Personal information
- Date of birth: 20 August 2000 (age 25)
- Place of birth: Kiryat Gat, Israel
- Height: 1.65 m (5 ft 5 in)
- Position: Goalkeeper

Team information
- Current team: Kiryat Gat

Youth career
- 2012–2019: Kiryat Gat

College career
- Years: Team / Apps / (Gls)
- 2021: Flagler Saints / 4 / (0)
- 2022–2024: St.

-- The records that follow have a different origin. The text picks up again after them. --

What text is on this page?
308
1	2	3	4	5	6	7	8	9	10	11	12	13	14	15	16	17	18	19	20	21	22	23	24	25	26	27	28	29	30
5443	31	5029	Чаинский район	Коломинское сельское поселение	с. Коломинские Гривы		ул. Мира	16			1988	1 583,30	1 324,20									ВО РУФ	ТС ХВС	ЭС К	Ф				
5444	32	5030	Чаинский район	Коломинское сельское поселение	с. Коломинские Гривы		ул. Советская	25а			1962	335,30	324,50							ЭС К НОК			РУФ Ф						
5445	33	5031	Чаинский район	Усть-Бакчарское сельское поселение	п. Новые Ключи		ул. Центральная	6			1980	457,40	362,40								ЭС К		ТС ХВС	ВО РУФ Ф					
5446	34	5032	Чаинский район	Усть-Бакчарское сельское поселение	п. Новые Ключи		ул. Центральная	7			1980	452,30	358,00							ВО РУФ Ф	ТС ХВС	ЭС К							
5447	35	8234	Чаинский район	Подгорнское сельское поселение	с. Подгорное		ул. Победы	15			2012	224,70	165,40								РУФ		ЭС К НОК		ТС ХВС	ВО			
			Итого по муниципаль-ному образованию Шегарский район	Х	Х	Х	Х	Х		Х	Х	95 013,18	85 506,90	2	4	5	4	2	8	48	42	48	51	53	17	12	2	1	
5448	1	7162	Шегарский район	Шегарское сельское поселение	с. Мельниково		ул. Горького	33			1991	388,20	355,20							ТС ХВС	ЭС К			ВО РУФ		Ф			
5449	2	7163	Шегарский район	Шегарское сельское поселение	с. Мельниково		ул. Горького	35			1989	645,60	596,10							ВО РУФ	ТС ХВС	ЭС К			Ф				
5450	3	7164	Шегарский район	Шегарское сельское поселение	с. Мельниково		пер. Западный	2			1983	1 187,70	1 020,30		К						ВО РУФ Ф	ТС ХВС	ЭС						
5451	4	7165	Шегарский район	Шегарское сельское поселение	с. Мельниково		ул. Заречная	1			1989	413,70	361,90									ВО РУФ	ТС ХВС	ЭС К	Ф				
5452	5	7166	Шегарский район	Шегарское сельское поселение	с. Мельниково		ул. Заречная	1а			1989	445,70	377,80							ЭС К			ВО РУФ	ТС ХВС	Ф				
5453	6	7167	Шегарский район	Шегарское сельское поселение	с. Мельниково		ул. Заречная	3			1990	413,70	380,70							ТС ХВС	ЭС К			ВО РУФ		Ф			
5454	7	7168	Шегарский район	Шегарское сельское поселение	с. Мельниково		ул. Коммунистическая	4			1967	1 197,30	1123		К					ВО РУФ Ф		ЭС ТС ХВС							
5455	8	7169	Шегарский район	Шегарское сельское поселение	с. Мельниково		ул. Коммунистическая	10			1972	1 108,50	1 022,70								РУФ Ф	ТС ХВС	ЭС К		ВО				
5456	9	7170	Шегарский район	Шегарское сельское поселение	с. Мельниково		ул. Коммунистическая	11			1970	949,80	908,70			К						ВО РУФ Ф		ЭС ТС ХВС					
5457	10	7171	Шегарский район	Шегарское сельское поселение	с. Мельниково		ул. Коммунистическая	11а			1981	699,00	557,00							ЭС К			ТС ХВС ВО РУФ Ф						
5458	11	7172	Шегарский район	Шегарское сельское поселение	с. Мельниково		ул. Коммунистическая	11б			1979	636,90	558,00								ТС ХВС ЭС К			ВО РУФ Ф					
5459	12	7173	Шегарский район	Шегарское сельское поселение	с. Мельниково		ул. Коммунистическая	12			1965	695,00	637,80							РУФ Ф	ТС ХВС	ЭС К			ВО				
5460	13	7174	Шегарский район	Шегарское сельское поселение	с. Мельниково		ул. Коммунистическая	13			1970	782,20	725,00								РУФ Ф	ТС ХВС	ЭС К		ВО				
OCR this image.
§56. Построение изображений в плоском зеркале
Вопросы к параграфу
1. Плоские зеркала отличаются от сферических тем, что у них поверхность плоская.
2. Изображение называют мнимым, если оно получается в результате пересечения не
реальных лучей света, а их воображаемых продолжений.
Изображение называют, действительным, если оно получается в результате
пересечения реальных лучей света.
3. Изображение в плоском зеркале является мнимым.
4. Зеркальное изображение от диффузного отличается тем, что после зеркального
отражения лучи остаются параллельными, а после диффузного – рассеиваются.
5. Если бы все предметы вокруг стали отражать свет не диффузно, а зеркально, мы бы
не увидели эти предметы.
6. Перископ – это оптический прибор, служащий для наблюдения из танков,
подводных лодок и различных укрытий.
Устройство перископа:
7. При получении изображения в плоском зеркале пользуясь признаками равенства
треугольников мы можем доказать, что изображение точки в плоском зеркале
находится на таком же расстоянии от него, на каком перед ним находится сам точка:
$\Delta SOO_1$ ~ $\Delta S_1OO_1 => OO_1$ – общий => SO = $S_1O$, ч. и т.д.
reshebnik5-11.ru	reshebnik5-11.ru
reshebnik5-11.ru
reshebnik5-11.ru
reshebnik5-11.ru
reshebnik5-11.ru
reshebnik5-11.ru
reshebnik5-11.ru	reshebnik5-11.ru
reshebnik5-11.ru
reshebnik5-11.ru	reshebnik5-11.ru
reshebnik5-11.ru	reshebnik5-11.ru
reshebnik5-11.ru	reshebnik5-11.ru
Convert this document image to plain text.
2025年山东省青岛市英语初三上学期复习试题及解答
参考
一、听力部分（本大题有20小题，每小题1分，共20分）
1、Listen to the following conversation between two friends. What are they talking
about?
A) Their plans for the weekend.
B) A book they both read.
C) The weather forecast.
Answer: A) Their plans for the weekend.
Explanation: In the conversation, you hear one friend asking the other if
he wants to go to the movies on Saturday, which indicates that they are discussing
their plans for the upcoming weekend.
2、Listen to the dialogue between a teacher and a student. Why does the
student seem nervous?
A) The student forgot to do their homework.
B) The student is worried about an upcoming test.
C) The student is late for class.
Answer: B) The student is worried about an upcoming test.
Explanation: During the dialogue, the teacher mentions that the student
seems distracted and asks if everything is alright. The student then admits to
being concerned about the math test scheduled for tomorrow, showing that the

Leo Lions / 13 / (0)

Senior career*
- Years: Team / Apps / (Gls)
- 2015–2019: Youth Academy / 55 / (0)
- 2019–2021: Kiryat Gat / 29 / (0)
- 2025: Hapoel Be'er Sheva / 12 / (0)
- 2025–: Kiryat Gat / 26 / (0)

International career^{‡}
- 2021–: Israel / 9 / (0)

= Amit Beilin =

Israeli footballer

Amit Beilin (עמית ביילין; born 20 August 2000) is an Israeli footballer who plays as a goalkeeper for Israeli team Kiryat Gat and the Israel women's national team.

==Early life==
Beilin was raised in Kiryat Gat.

==College career==
Beilin has attended Flagler College in the United States. Beilin transferred to St. Leo University for the 2022 season.

==International career==
Beilin has been capped for the Israel national team, appearing for the team during the 2023 FIFA Women's World Cup qualifying cycle.